Spencer said his son, his ex-wife and her brother are all mad at him because he left the family. "It's like a fatal attraction
-- you know, like that movie. They won't leave me alone. And now they're tying to put a murder on me that I don't know nothing about," he said. No one has ever been charged in the case. And it's not clear how much evidence the FBI has to go on after so many years. The FBI obtained a portion of a finger that had been found two days after the fire in a parking lot or alley near Morris' burned store, according to FBI documents from the 1960s. There have been conflicting reports about whether Morris was missing a finger, but some hospital officials told investigators he was not. Spencer isn't either. There was little other evidence -- soil and clothing samples and a five-gallon container that provided no fingerprints.

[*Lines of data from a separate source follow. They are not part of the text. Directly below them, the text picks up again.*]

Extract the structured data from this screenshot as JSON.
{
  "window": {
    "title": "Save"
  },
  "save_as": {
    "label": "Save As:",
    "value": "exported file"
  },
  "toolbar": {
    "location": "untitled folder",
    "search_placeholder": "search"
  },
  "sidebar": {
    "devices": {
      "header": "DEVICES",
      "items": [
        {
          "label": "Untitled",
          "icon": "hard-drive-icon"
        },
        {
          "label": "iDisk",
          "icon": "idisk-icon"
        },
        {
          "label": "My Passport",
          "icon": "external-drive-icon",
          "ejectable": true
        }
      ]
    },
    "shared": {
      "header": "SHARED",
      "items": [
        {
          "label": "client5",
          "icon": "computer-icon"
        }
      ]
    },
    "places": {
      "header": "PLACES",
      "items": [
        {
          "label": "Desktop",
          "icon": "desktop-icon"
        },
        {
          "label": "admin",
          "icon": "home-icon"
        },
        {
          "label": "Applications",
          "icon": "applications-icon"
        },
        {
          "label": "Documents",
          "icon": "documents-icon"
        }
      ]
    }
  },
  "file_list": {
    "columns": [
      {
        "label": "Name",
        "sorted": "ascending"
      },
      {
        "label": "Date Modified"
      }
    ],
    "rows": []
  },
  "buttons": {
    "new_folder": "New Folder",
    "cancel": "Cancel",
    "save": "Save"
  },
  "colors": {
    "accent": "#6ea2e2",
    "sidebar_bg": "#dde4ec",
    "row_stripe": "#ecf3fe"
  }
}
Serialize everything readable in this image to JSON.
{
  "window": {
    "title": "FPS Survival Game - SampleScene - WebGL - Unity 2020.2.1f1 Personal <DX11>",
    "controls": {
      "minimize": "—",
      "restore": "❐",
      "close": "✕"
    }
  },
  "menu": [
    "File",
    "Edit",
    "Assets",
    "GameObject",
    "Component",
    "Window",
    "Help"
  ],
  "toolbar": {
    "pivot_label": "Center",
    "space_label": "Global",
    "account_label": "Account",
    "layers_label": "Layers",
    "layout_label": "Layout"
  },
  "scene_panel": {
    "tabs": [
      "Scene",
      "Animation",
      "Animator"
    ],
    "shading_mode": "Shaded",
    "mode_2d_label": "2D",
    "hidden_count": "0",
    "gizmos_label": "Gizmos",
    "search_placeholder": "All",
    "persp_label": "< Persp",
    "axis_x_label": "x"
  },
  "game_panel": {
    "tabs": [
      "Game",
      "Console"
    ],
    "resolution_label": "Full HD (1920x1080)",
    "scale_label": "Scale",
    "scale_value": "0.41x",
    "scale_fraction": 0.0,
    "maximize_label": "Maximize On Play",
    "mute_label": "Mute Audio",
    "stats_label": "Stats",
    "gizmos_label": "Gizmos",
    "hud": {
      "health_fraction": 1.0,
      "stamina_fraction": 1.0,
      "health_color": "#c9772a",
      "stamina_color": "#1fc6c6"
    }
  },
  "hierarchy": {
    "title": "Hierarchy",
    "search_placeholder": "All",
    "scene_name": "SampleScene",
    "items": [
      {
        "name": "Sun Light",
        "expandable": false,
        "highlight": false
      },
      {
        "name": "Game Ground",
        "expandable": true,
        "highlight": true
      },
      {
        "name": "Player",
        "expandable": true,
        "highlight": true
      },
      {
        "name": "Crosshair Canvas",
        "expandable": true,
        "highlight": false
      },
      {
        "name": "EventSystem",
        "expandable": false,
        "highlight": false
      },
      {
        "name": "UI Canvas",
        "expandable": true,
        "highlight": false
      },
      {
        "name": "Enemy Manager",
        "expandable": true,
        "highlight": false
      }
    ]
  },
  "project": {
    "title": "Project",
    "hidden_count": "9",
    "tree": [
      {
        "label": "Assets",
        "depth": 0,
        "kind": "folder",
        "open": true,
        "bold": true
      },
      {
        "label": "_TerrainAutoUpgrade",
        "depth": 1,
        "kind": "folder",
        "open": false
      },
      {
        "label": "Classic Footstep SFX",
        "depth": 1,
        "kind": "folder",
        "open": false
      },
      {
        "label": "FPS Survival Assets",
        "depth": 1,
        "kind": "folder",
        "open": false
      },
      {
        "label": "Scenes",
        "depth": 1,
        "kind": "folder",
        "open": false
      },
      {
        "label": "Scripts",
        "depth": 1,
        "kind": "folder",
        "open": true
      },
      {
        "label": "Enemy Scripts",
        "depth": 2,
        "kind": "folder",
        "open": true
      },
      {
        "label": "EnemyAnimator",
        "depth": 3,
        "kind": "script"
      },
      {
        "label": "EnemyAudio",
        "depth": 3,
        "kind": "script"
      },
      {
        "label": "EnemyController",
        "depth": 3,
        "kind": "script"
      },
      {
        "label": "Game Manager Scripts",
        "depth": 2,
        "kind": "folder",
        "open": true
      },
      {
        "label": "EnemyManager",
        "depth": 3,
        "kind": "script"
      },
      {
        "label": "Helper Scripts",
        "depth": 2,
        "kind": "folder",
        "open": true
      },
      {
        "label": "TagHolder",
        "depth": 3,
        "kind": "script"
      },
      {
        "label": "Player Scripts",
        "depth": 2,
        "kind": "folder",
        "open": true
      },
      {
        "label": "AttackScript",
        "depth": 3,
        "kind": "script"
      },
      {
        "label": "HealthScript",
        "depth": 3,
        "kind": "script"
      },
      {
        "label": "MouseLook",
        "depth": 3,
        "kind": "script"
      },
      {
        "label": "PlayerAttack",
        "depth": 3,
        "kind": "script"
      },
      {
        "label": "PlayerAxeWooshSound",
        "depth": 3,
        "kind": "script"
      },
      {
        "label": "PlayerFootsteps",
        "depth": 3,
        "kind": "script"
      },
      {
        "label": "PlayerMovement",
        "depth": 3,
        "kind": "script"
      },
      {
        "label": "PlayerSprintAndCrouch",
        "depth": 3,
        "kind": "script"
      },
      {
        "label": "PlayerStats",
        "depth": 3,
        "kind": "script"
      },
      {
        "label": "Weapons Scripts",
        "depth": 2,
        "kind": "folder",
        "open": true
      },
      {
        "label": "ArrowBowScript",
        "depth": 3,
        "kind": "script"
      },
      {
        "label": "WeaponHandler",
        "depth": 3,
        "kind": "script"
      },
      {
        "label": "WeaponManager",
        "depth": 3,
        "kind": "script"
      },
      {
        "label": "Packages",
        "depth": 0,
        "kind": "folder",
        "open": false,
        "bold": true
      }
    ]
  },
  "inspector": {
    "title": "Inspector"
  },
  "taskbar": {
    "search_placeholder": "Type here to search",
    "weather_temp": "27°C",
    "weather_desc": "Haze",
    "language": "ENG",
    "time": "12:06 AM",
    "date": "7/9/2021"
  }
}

Rosa Williams, Morris' granddaughter, said she has ached for answers for most of her life. Now, she said, she has hope because she knows the FBI has been working the case. And she believes Nelson will see it through to the end. She has learned more about the case from him than from anyone else, she said. "It's been a long battle. It's hard. It still is. We are hoping there will be justice," Williams said. Jake Davis was 13 in 1964 and worked at Morris' shop. In a recent interview with the AP, Davis said he saw Morris arguing with three white men on the day of the fire but doesn't know whether one of them was Spencer. As a young black boy, Davis didn't even mention the three men when the FBI questioned him at the time. "If I had talked then, I probably wouldn't be around now," he said.
[Associated
Press;
Copyright 2011 The Associated Press. All rights reserved. This material may not be published, broadcast, rewritten or redistributed.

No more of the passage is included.